章老先生又问:“出门采药的前一天晚上,你和招弟帮外公印处方笺时,还记得上面印的是什么字吗?”

自制笺纸者,往往都是文人雅士,以标榜其高雅,不入俗流。用于书札,为信笺;题咏写诗,名为诗笺。精致华美的信笺、诗笺,上饰各种纹样。章老先生自制处方笺纸,相比之下,显得清简至极。寻常之纸,印上几行字,如此而已。刻字的模子,是与刻饽饽磕子的方法一样,章老先生自己雕刻而成。将墨调至极淡,用模子一磕一张,随用随印。两个孩子见了好奇,抢了去玩儿,一个磕印,一个换纸,玩儿得不亦乐乎。磕印歪了,错纸,章老先生并不挑剔,只是每张处方笺都要有字。

小国毓歪着头,想了想,不好意思地笑了,“知道是有字,却没细看……”

“悬壶济世,医者仁心,勿问贵贱,勿择贫富。病患叩门,随到随诊;初诊认路,复诊自去。”

章老先生诵过,笑着告诉外孙,“字出淡墨,就算拿着处方笺的患者,也未必细看。”

“既然无人看,为何要印?”

章老先生拉起国毓的小手,指着自己的胸口,告诉他。“那不是印在纸上给人看的,那是印在自己心里的!你说,外公去还是不去?”

说完,章老先生含笑不语,只是看着外孙。

“那是章老先生给自己印的,不是给国毓印的!我不让你去。”

“可是,你是医者章继道的外孙!”章老先生笑着指了指自己的胸口,又指了指小国毓的胸口,说:“外公心里有,小外孙的心里早晚也会有!背上一遍,给外公听听!”

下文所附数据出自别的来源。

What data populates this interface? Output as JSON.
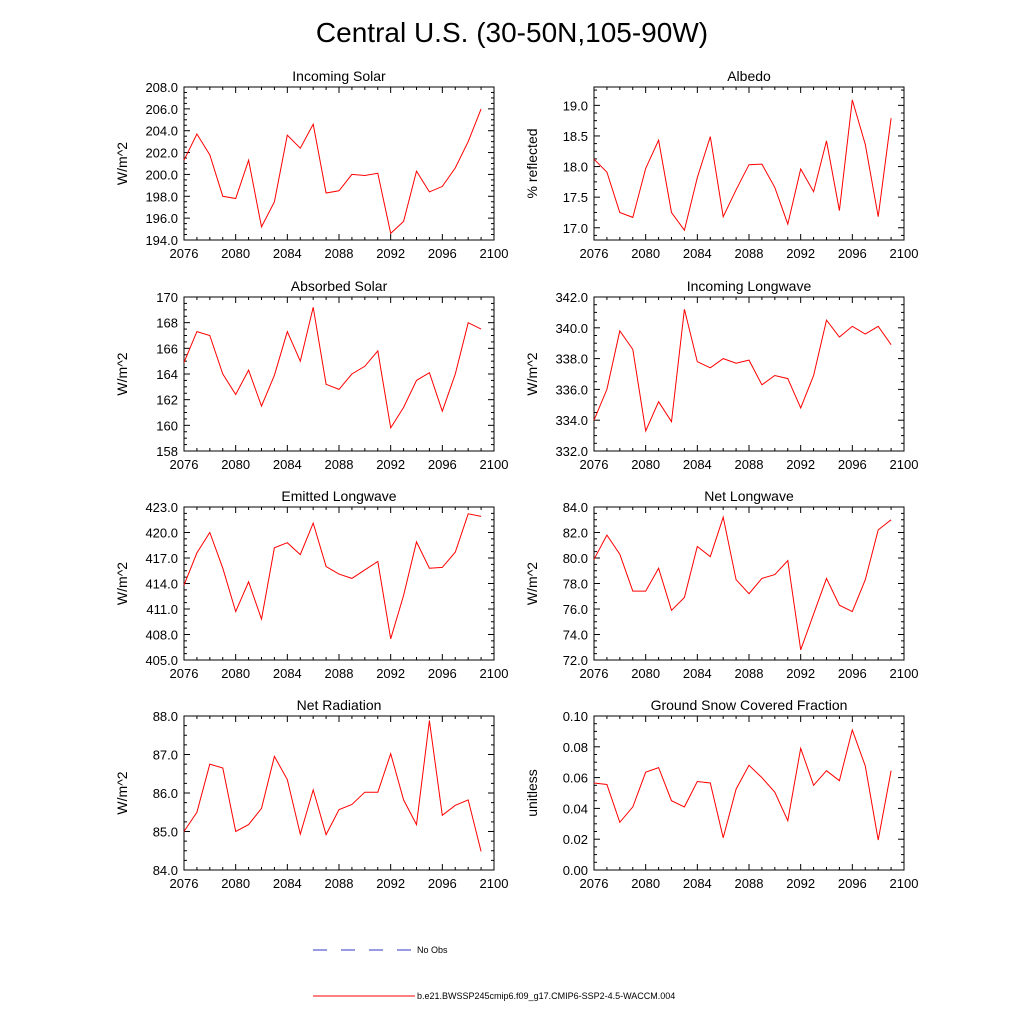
{
  "figure_title": "Central U.S. (30-50N,105-90W)",
  "legend": {
    "obs_label": "No Obs",
    "model_label": "b.e21.BWSSP245cmip6.f09_g17.CMIP6-SSP2-4.5-WACCM.004",
    "obs_color": "#3333cc",
    "model_color": "#ff0000"
  },
  "chart_data": [
    {
      "type": "line",
      "title": "Incoming Solar",
      "ylabel": "W/m^2",
      "xlabel": "",
      "xlim": [
        2076,
        2100
      ],
      "ylim": [
        194,
        208
      ],
      "x_ticks": [
        "2076",
        "2080",
        "2084",
        "2088",
        "2092",
        "2096",
        "2100"
      ],
      "y_ticks": [
        "194.0",
        "196.0",
        "198.0",
        "200.0",
        "202.0",
        "204.0",
        "206.0",
        "208.0"
      ],
      "series": [
        {
          "name": "b.e21.BWSSP245cmip6.f09_g17.CMIP6-SSP2-4.5-WACCM.004",
          "x": [
            2076,
            2077,
            2078,
            2079,
            2080,
            2081,
            2082,
            2083,
            2084,
            2085,
            2086,
            2087,
            2088,
            2089,
            2090,
            2091,
            2092,
            2093,
            2094,
            2095,
            2096,
            2097,
            2098,
            2099
          ],
          "values": [
            201.3,
            203.7,
            201.8,
            198.0,
            197.8,
            201.3,
            195.2,
            197.5,
            203.6,
            202.4,
            204.6,
            198.3,
            198.5,
            200.0,
            199.9,
            200.1,
            194.6,
            195.7,
            200.3,
            198.4,
            198.9,
            200.6,
            203.0,
            206.0
          ]
        }
      ]
    },
    {
      "type": "line",
      "title": "Albedo",
      "ylabel": "% reflected",
      "xlabel": "",
      "xlim": [
        2076,
        2100
      ],
      "ylim": [
        16.8,
        19.3
      ],
      "x_ticks": [
        "2076",
        "2080",
        "2084",
        "2088",
        "2092",
        "2096",
        "2100"
      ],
      "y_ticks": [
        "17.0",
        "17.5",
        "18.0",
        "18.5",
        "19.0"
      ],
      "series": [
        {
          "name": "b.e21.BWSSP245cmip6.f09_g17.CMIP6-SSP2-4.5-WACCM.004",
          "x": [
            2076,
            2077,
            2078,
            2079,
            2080,
            2081,
            2082,
            2083,
            2084,
            2085,
            2086,
            2087,
            2088,
            2089,
            2090,
            2091,
            2092,
            2093,
            2094,
            2095,
            2096,
            2097,
            2098,
            2099
          ],
          "values": [
            18.12,
            17.91,
            17.25,
            17.17,
            17.97,
            18.43,
            17.25,
            16.96,
            17.82,
            18.49,
            17.18,
            17.62,
            18.03,
            18.04,
            17.66,
            17.06,
            17.96,
            17.59,
            18.42,
            17.28,
            19.09,
            18.36,
            17.18,
            18.79
          ]
        }
      ]
    },
    {
      "type": "line",
      "title": "Absorbed Solar",
      "ylabel": "W/m^2",
      "xlabel": "",
      "xlim": [
        2076,
        2100
      ],
      "ylim": [
        158,
        170
      ],
      "x_ticks": [
        "2076",
        "2080",
        "2084",
        "2088",
        "2092",
        "2096",
        "2100"
      ],
      "y_ticks": [
        "158",
        "160",
        "162",
        "164",
        "166",
        "168",
        "170"
      ],
      "series": [
        {
          "name": "b.e21.BWSSP245cmip6.f09_g17.CMIP6-SSP2-4.5-WACCM.004",
          "x": [
            2076,
            2077,
            2078,
            2079,
            2080,
            2081,
            2082,
            2083,
            2084,
            2085,
            2086,
            2087,
            2088,
            2089,
            2090,
            2091,
            2092,
            2093,
            2094,
            2095,
            2096,
            2097,
            2098,
            2099
          ],
          "values": [
            164.9,
            167.3,
            167.0,
            164.0,
            162.4,
            164.3,
            161.5,
            163.9,
            167.3,
            165.0,
            169.2,
            163.2,
            162.8,
            164.0,
            164.6,
            165.8,
            159.8,
            161.4,
            163.5,
            164.1,
            161.1,
            164.0,
            168.0,
            167.5
          ]
        }
      ]
    },
    {
      "type": "line",
      "title": "Incoming Longwave",
      "ylabel": "W/m^2",
      "xlabel": "",
      "xlim": [
        2076,
        2100
      ],
      "ylim": [
        332,
        342
      ],
      "x_ticks": [
        "2076",
        "2080",
        "2084",
        "2088",
        "2092",
        "2096",
        "2100"
      ],
      "y_ticks": [
        "332.0",
        "334.0",
        "336.0",
        "338.0",
        "340.0",
        "342.0"
      ],
      "series": [
        {
          "name": "b.e21.BWSSP245cmip6.f09_g17.CMIP6-SSP2-4.5-WACCM.004",
          "x": [
            2076,
            2077,
            2078,
            2079,
            2080,
            2081,
            2082,
            2083,
            2084,
            2085,
            2086,
            2087,
            2088,
            2089,
            2090,
            2091,
            2092,
            2093,
            2094,
            2095,
            2096,
            2097,
            2098,
            2099
          ],
          "values": [
            334.0,
            336.0,
            339.8,
            338.6,
            333.3,
            335.2,
            333.9,
            341.2,
            337.8,
            337.4,
            338.0,
            337.7,
            337.9,
            336.3,
            336.9,
            336.7,
            334.8,
            336.9,
            340.5,
            339.4,
            340.1,
            339.6,
            340.1,
            338.9
          ]
        }
      ]
    },
    {
      "type": "line",
      "title": "Emitted Longwave",
      "ylabel": "W/m^2",
      "xlabel": "",
      "xlim": [
        2076,
        2100
      ],
      "ylim": [
        405,
        423
      ],
      "x_ticks": [
        "2076",
        "2080",
        "2084",
        "2088",
        "2092",
        "2096",
        "2100"
      ],
      "y_ticks": [
        "405.0",
        "408.0",
        "411.0",
        "414.0",
        "417.0",
        "420.0",
        "423.0"
      ],
      "series": [
        {
          "name": "b.e21.BWSSP245cmip6.f09_g17.CMIP6-SSP2-4.5-WACCM.004",
          "x": [
            2076,
            2077,
            2078,
            2079,
            2080,
            2081,
            2082,
            2083,
            2084,
            2085,
            2086,
            2087,
            2088,
            2089,
            2090,
            2091,
            2092,
            2093,
            2094,
            2095,
            2096,
            2097,
            2098,
            2099
          ],
          "values": [
            413.8,
            417.6,
            420.0,
            415.8,
            410.7,
            414.2,
            409.8,
            418.2,
            418.8,
            417.4,
            421.1,
            416.0,
            415.1,
            414.6,
            415.6,
            416.6,
            407.5,
            412.6,
            418.9,
            415.8,
            415.9,
            417.7,
            422.2,
            421.9
          ]
        }
      ]
    },
    {
      "type": "line",
      "title": "Net Longwave",
      "ylabel": "W/m^2",
      "xlabel": "",
      "xlim": [
        2076,
        2100
      ],
      "ylim": [
        72,
        84
      ],
      "x_ticks": [
        "2076",
        "2080",
        "2084",
        "2088",
        "2092",
        "2096",
        "2100"
      ],
      "y_ticks": [
        "72.0",
        "74.0",
        "76.0",
        "78.0",
        "80.0",
        "82.0",
        "84.0"
      ],
      "series": [
        {
          "name": "b.e21.BWSSP245cmip6.f09_g17.CMIP6-SSP2-4.5-WACCM.004",
          "x": [
            2076,
            2077,
            2078,
            2079,
            2080,
            2081,
            2082,
            2083,
            2084,
            2085,
            2086,
            2087,
            2088,
            2089,
            2090,
            2091,
            2092,
            2093,
            2094,
            2095,
            2096,
            2097,
            2098,
            2099
          ],
          "values": [
            79.9,
            81.8,
            80.3,
            77.4,
            77.4,
            79.2,
            75.9,
            76.9,
            80.9,
            80.1,
            83.2,
            78.3,
            77.2,
            78.4,
            78.7,
            79.8,
            72.8,
            75.6,
            78.4,
            76.3,
            75.8,
            78.3,
            82.2,
            83.0
          ]
        }
      ]
    },
    {
      "type": "line",
      "title": "Net Radiation",
      "ylabel": "W/m^2",
      "xlabel": "",
      "xlim": [
        2076,
        2100
      ],
      "ylim": [
        84,
        88
      ],
      "x_ticks": [
        "2076",
        "2080",
        "2084",
        "2088",
        "2092",
        "2096",
        "2100"
      ],
      "y_ticks": [
        "84.0",
        "85.0",
        "86.0",
        "87.0",
        "88.0"
      ],
      "series": [
        {
          "name": "b.e21.BWSSP245cmip6.f09_g17.CMIP6-SSP2-4.5-WACCM.004",
          "x": [
            2076,
            2077,
            2078,
            2079,
            2080,
            2081,
            2082,
            2083,
            2084,
            2085,
            2086,
            2087,
            2088,
            2089,
            2090,
            2091,
            2092,
            2093,
            2094,
            2095,
            2096,
            2097,
            2098,
            2099
          ],
          "values": [
            85.0,
            85.5,
            86.75,
            86.65,
            85.0,
            85.18,
            85.6,
            86.95,
            86.35,
            84.93,
            86.08,
            84.92,
            85.57,
            85.7,
            86.02,
            86.02,
            87.02,
            85.82,
            85.18,
            87.88,
            85.42,
            85.68,
            85.82,
            84.48
          ]
        }
      ]
    },
    {
      "type": "line",
      "title": "Ground Snow Covered Fraction",
      "ylabel": "unitless",
      "xlabel": "",
      "xlim": [
        2076,
        2100
      ],
      "ylim": [
        0.0,
        0.1
      ],
      "x_ticks": [
        "2076",
        "2080",
        "2084",
        "2088",
        "2092",
        "2096",
        "2100"
      ],
      "y_ticks": [
        "0.00",
        "0.02",
        "0.04",
        "0.06",
        "0.08",
        "0.10"
      ],
      "series": [
        {
          "name": "b.e21.BWSSP245cmip6.f09_g17.CMIP6-SSP2-4.5-WACCM.004",
          "x": [
            2076,
            2077,
            2078,
            2079,
            2080,
            2081,
            2082,
            2083,
            2084,
            2085,
            2086,
            2087,
            2088,
            2089,
            2090,
            2091,
            2092,
            2093,
            2094,
            2095,
            2096,
            2097,
            2098,
            2099
          ],
          "values": [
            0.0565,
            0.0555,
            0.031,
            0.041,
            0.0635,
            0.0665,
            0.045,
            0.041,
            0.0575,
            0.0565,
            0.021,
            0.0525,
            0.068,
            0.06,
            0.0505,
            0.032,
            0.079,
            0.055,
            0.0645,
            0.058,
            0.091,
            0.0675,
            0.0195,
            0.0645
          ]
        }
      ]
    }
  ]
}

“好吧!悬壶济世,医者仁心,勿问贵贱,勿择贫富。病患叩门,随到随诊;初诊认路,复诊自去……”

小国毓记性极好,听一次即可成诵。他的声音越来越小,到最后几乎不可闻。

终于,小国毓虽然有些不情愿,但还是让开了路。

章老先生站起来,扑扑身上的土,轻抚小国毓的头,笑着走了。

那德国地方官将这一切看在眼里,有几分尴尬,被台东镇的孩子当成坏人,他不是第一次遇到。给狗治病,给德国人治病,二者岂能相提并论。虽然他知道章老先生给孩子举这个例子并无恶意,甚至感觉不到一点儿暗含讽刺之意,但他心里还是不怎么舒服。与此同时,他也为故事中所蕴涵的哲理打动了。仁者为人、善良、本性,一个普通的中国人,通过生活中的平凡小事,对孩子进行了充满智慧的教育。

青岛的德国人一直都是高高在上的,此时他们的脸上带着尊敬的神情。

那些德国士兵离开丁家,丁永一的心终于落了地。